Demonstration against Sharon in Washington D.C., 2002.
He retired from the army and was instrumental in establishing the Likud party in July 1973. However, he was called back to the IDF at the start of the Yom Kippur War and assigned to command a reserve armored division. Sharon helped locate a breach between the Egyptian forces and thrust through it toward the Suez Canal. He violated orders from the head of Southern Command by exploiting this success to cut the supply lines of the Egyptian Third Army, bridging the Suez Canal and advancing to within 101 kilometers of Cairo, encircling the Egyptian Third Army. This move was regarded by many Israelis as the turning point of the war in the Sinai front.
Pro-Yesha politician
Before the 1977 elections Sharon formed his own list, Shlomtzion, which won two Knesset seats and merged with the Likud after the elections. Sharon became Minister of Agriculture.
During this time, Sharon supported the Gush Emunim movement and was viewed as the patron of the settlers' movement. He used his position to encourage the establishment of a network of Israeli settlements in Judea, Samaria and Gaza ("Yesha"), doubling the number of Jewish settlements in those regions during his tenure.
Many years later, Sharon told political activists: "Everybody has to move, run and grab as many (Judean) hilltops as they can to enlarge the (Jewish) settlements because everything we take now will stay ours... Everything we don't grab will go to them."
Sharon as Prime Minister with President George W. Bush
Sabra and Shatila
After the 1981 elections, Prime Minister Menachem Begin appointed him Minister of Defense.
During the 1982 Lebanon War, while Sharon was Defense minister, the Sabra and Shatila massacre took place. A judicial committee of inquiry in Israel found the IDF indirectly responsible for the massacre and charged Sharon with "personal responsibility." Sharon had to forfeit the post of defense minister but stayed in the cabinet as minister without portfolio.
After Binyamin Netanyahu lost the 1999 elections to Labor head Ehud Barak, Sharon became leader of the Likud.
Prime Minister
On September 28, 2000, Sharon and an escort of over 1,000 Israeli police officers visited the Temple Mount complex. Arabs responded used the event as an excuse to begin a campaign of murderous rioting on a massive scale, which had been planned in advance. Barak's government collapsed and Sharon was elected Prime Minister in February 2001. He launched Operation Defensive Shield against terrorists in Judea and Samaria and began planning and construction of the "security fence" in Judea and Samaria.
Sharon was allegedly involved in a corrupt deal known as the "Greek island affair" involving the purchase of an island near the coast of Athens for building a multimillion-dollar resort complex.
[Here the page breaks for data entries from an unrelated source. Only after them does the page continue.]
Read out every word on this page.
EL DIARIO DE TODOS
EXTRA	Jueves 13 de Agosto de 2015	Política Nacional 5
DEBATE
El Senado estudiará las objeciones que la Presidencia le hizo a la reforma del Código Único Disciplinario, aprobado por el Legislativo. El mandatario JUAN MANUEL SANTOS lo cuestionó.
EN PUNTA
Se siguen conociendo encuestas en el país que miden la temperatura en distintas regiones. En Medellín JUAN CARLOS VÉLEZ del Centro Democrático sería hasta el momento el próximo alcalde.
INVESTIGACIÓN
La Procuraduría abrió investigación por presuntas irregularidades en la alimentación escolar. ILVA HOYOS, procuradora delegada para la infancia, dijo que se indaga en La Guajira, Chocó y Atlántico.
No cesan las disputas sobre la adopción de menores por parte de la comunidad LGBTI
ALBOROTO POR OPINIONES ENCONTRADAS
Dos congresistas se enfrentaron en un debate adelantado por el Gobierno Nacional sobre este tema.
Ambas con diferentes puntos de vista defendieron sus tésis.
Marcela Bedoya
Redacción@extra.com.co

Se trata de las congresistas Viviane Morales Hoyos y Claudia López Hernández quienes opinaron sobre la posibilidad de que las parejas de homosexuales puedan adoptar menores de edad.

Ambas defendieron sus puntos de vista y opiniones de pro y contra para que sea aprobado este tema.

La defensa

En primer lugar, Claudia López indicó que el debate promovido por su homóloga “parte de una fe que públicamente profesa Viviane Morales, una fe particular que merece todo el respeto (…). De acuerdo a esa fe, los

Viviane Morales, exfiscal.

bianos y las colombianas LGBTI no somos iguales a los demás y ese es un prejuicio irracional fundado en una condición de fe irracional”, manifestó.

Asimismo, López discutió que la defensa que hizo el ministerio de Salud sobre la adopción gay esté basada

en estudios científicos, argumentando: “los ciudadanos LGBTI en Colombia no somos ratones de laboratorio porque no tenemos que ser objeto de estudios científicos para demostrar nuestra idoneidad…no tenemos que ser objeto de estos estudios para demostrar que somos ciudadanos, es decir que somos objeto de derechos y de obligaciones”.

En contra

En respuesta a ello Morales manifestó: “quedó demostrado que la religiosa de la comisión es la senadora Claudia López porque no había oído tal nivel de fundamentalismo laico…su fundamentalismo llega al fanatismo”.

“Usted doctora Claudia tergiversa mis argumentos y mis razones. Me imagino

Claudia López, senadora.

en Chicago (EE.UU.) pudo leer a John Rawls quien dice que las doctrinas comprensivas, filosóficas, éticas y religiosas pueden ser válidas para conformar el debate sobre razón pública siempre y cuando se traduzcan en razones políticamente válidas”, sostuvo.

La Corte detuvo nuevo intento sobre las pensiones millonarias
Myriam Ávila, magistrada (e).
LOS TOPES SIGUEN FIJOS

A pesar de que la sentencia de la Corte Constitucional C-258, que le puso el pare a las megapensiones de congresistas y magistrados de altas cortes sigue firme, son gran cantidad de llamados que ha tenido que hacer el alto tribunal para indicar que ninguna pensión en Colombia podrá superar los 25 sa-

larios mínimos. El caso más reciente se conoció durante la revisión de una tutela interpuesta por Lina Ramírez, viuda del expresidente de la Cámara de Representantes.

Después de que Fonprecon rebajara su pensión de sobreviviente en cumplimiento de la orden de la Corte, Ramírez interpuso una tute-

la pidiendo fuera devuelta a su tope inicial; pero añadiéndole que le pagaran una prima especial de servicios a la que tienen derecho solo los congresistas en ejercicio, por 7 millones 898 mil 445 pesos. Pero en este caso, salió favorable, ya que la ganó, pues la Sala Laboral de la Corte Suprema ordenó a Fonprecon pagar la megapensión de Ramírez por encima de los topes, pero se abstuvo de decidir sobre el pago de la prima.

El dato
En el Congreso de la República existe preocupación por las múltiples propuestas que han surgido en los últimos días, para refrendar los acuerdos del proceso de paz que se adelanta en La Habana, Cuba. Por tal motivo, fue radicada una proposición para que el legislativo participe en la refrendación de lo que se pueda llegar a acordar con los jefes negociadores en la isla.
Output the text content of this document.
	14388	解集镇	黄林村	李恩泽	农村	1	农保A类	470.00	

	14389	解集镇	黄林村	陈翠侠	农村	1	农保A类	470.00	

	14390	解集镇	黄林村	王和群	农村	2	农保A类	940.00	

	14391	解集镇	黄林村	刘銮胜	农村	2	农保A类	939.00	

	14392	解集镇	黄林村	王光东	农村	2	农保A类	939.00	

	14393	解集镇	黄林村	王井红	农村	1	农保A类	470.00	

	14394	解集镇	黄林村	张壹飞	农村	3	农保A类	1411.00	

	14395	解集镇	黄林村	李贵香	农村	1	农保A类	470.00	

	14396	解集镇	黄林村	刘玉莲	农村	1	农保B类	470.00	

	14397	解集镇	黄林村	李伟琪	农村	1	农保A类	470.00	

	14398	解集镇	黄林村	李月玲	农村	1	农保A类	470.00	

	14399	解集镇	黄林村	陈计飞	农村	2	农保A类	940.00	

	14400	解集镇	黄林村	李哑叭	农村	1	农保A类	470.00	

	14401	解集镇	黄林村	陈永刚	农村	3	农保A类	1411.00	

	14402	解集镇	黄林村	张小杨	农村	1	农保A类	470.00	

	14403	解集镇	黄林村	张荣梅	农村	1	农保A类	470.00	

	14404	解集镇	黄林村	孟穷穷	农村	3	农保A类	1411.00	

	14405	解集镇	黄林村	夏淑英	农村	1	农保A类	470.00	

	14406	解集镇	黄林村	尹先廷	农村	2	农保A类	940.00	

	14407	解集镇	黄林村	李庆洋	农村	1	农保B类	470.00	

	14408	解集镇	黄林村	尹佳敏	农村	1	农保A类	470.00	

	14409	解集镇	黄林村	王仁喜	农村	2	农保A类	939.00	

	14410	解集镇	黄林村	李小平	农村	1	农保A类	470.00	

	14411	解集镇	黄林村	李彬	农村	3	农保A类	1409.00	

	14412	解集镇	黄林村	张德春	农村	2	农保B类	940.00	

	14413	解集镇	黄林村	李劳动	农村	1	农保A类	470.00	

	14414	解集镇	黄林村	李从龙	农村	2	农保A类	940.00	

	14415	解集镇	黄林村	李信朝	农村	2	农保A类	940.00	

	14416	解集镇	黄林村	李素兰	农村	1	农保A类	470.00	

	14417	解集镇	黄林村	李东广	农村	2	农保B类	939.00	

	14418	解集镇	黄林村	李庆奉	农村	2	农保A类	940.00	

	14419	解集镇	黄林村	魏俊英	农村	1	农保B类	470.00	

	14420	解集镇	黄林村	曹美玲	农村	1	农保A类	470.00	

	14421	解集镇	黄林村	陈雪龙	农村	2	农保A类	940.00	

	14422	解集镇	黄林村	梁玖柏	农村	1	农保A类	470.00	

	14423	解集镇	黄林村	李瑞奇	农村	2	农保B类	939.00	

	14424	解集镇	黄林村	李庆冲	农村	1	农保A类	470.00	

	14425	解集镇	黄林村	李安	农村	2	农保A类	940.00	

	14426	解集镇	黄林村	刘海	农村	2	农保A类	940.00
The charges against Sharon were dropped in 2004.
Expulsion, 2005: 'Hamas terrorists will live here happily'
U-turn and Disengagement
In May 2003, Sharon endorsed the Road Map for Peace put forth by the United States, European Union, and Russia, and announced his commitment to the creation of a Palestinian state. According to journalistic investigations, Sharon's sudden change from hawk to extreme dove occurred as part of a deal between him and leftist elements in the judicial system and media, involving the dropping of corruption charges against him.
In January 2005 Sharon formed a national unity government that included representatives of Labor. Between August 16-30 2005, Sharon expelled 9,480 Jewish settlers from 21 settlements in Gaza and four communities in northern Samaria. Israeli soldiers bulldozed every settlement structure except for several former synagogues, which were later looted and burned by Arabs. The IDF then left Gaza. The retreat and expulsion were euphemistically referred to as "the Disengagement."
On November 21, 2005, Sharon resigned as head of Likud, and dissolved parliament to form a new party called Kadima ("Forward"). He suffered a massive stroke on January 4, 2006, and entered state of a permanent coma.
Following Sharon's incapacitation, Ehud Olmert replaced him as Kadima's leader.